Individual and Group Activities

1. Writing a Descriptive Report

This project assumes that students have some basic knowledge of summary statistics, namely, the mean. If not, this should be carefully explained to them.

(1) Locate a data set in your library or on the Internet (e.g., the U.S. Census, the Unified Crime Report, the GSS, the UN Statistical Yearbook).

(2) Browse the data set to see what sort of information is available in the data set. Select 2–4 variables that you understand well (e.g., population growth, violent crime rate, level of education, infant mortality rate). It will be helpful if you find variables that you think are somehow related to one another.

(3) Create a simple table for each variable in which you display the data for each variable. In some cases, it may be better to condense some of the data into meaningful categories to present the data as means (e.g., region of the United States, continent).

(4) Write a short descriptive report in which you use these tables to describe the data that you have found. This report should include information on the data set (such as how and when data was collected, number of respondents, etc.), definitions of the variables used, and patterns observed in the data.
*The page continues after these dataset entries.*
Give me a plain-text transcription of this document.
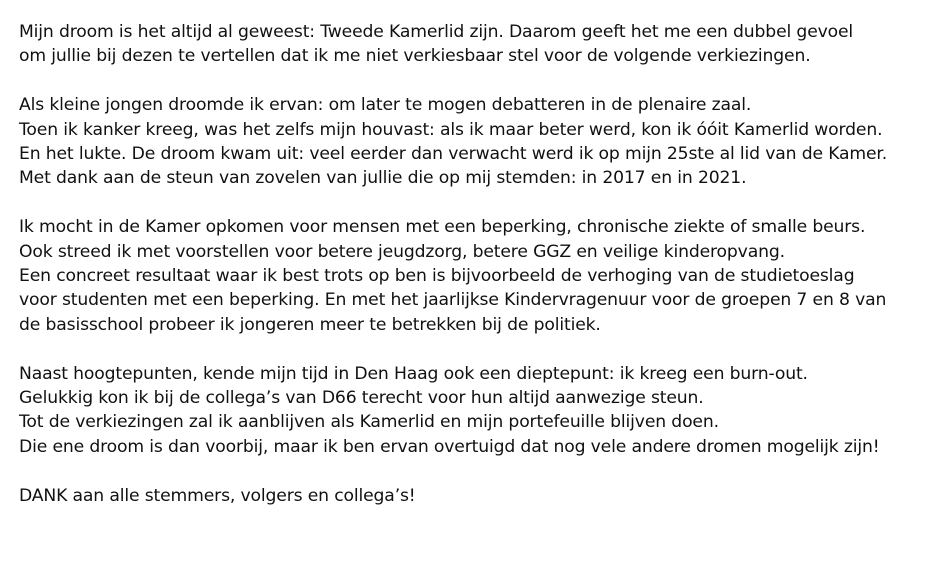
Mijn droom is het altijd al geweest: Tweede Kamerlid zijn. Daarom geeft het me een dubbel gevoel
om jullie bij dezen te vertellen dat ik me niet verkiesbaar stel voor de volgende verkiezingen.

Als kleine jongen droomde ik ervan: om later te mogen debatteren in de plenaire zaal.
Toen ik kanker kreeg, was het zelfs mijn houvast: als ik maar beter werd, kon ik óóit Kamerlid worden.
En het lukte. De droom kwam uit: veel eerder dan verwacht werd ik op mijn 25ste al lid van de Kamer.
Met dank aan de steun van zovelen van jullie die op mij stemden: in 2017 en in 2021.

Ik mocht in de Kamer opkomen voor mensen met een beperking, chronische ziekte of smalle beurs.
Ook streed ik met voorstellen voor betere jeugdzorg, betere GGZ en veilige kinderopvang.
Een concreet resultaat waar ik best trots op ben is bijvoorbeeld de verhoging van de studietoeslag
voor studenten met een beperking. En met het jaarlijkse Kindervragenuur voor de groepen 7 en 8 van
de basisschool probeer ik jongeren meer te betrekken bij de politiek.

Naast hoogtepunten, kende mijn tijd in Den Haag ook een dieptepunt: ik kreeg een burn-out.
Gelukkig kon ik bij de collega’s van D66 terecht voor hun altijd aanwezige steun.
Tot de verkiezingen zal ik aanblijven als Kamerlid en mijn portefeuille blijven doen.
Die ene droom is dan voorbij, maar ik ben ervan overtuigd dat nog vele andere dromen mogelijk zijn!

DANK aan alle stemmers, volgers en collega’s!
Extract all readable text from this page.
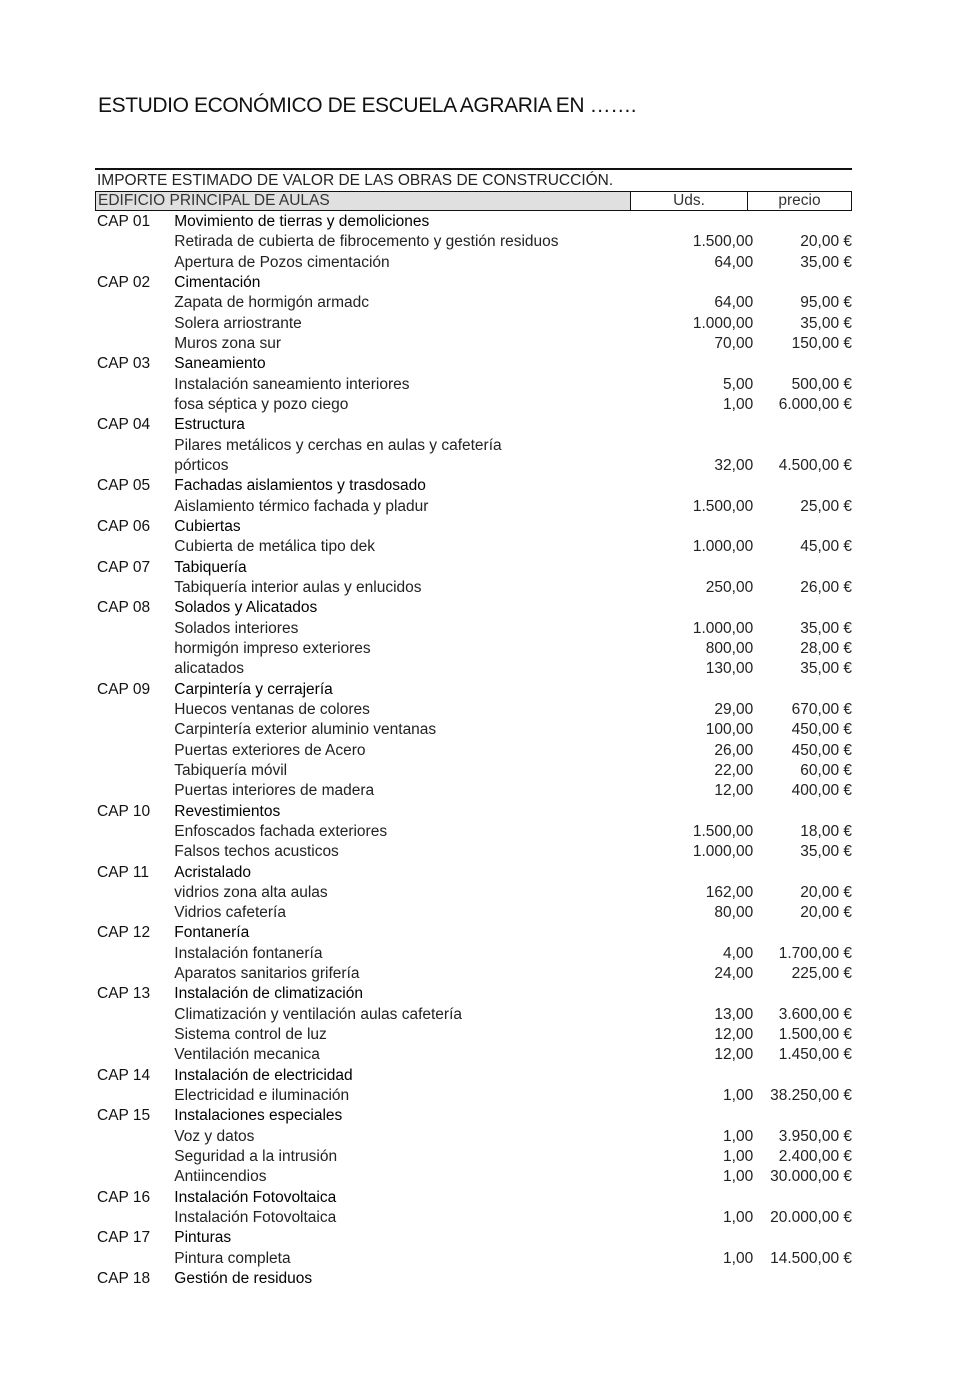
ESTUDIO ECONÓMICO DE ESCUELA AGRARIA EN …….
IMPORTE ESTIMADO DE VALOR DE LAS OBRAS DE CONSTRUCCIÓN.
EDIFICIO PRINCIPAL DE AULAS	Uds.	precio
CAP 01	Movimiento de tierras y demoliciones
Retirada de cubierta de fibrocemento y gestión residuos	1.500,00	20,00 €
Apertura de Pozos cimentación	64,00	35,00 €
CAP 02	Cimentación
Zapata de hormigón armadc	64,00	95,00 €
Solera arriostrante	1.000,00	35,00 €
Muros zona sur	70,00	150,00 €
CAP 03	Saneamiento
Instalación saneamiento interiores	5,00	500,00 €
fosa séptica y pozo ciego	1,00	6.000,00 €
CAP 04	Estructura
Pilares metálicos y cerchas en aulas y cafetería
pórticos	32,00	4.500,00 €
CAP 05	Fachadas aislamientos y trasdosado
Aislamiento térmico fachada y pladur	1.500,00	25,00 €
CAP 06	Cubiertas
Cubierta de metálica tipo dek	1.000,00	45,00 €
CAP 07	Tabiquería
Tabiquería interior aulas y enlucidos	250,00	26,00 €
CAP 08	Solados y Alicatados
Solados interiores	1.000,00	35,00 €
hormigón impreso exteriores	800,00	28,00 €
alicatados	130,00	35,00 €
CAP 09	Carpintería y cerrajería
Huecos ventanas de colores	29,00	670,00 €
Carpintería exterior aluminio ventanas	100,00	450,00 €
Puertas exteriores de Acero	26,00	450,00 €
Tabiquería móvil	22,00	60,00 €
Puertas interiores de madera	12,00	400,00 €
CAP 10	Revestimientos
Enfoscados fachada exteriores	1.500,00	18,00 €
Falsos techos acusticos	1.000,00	35,00 €
CAP 11	Acristalado
vidrios zona alta aulas	162,00	20,00 €
Vidrios cafetería	80,00	20,00 €
CAP 12	Fontanería
Instalación fontanería	4,00	1.700,00 €
Aparatos sanitarios grifería	24,00	225,00 €
CAP 13	Instalación de climatización
Climatización y ventilación aulas cafetería	13,00	3.600,00 €
Sistema control de luz	12,00	1.500,00 €
Ventilación mecanica	12,00	1.450,00 €
CAP 14	Instalación de electricidad
Electricidad e iluminación	1,00	38.250,00 €
CAP 15	Instalaciones especiales
Voz y datos	1,00	3.950,00 €
Seguridad a la intrusión	1,00	2.400,00 €
Antiincendios	1,00	30.000,00 €
CAP 16	Instalación Fotovoltaica
Instalación Fotovoltaica	1,00	20.000,00 €
CAP 17	Pinturas
Pintura completa	1,00	14.500,00 €
CAP 18	Gestión de residuos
Also in this report, you should begin to connect the patterns in the data to existing social theory.

2. Summarizing Statistics

Instruct students as follows:

You’ve been assigned to write a paper on domestic violence and the law. To start, you can review relevant research on the American Bar Association’s website at What does the research summarized presented at this site suggest about the prevalence of domestic violence, its distribution among social groups, and its causes and effects? Write your answers in a one- to two-page report. Make sure to cite which reports you use on a separate references page.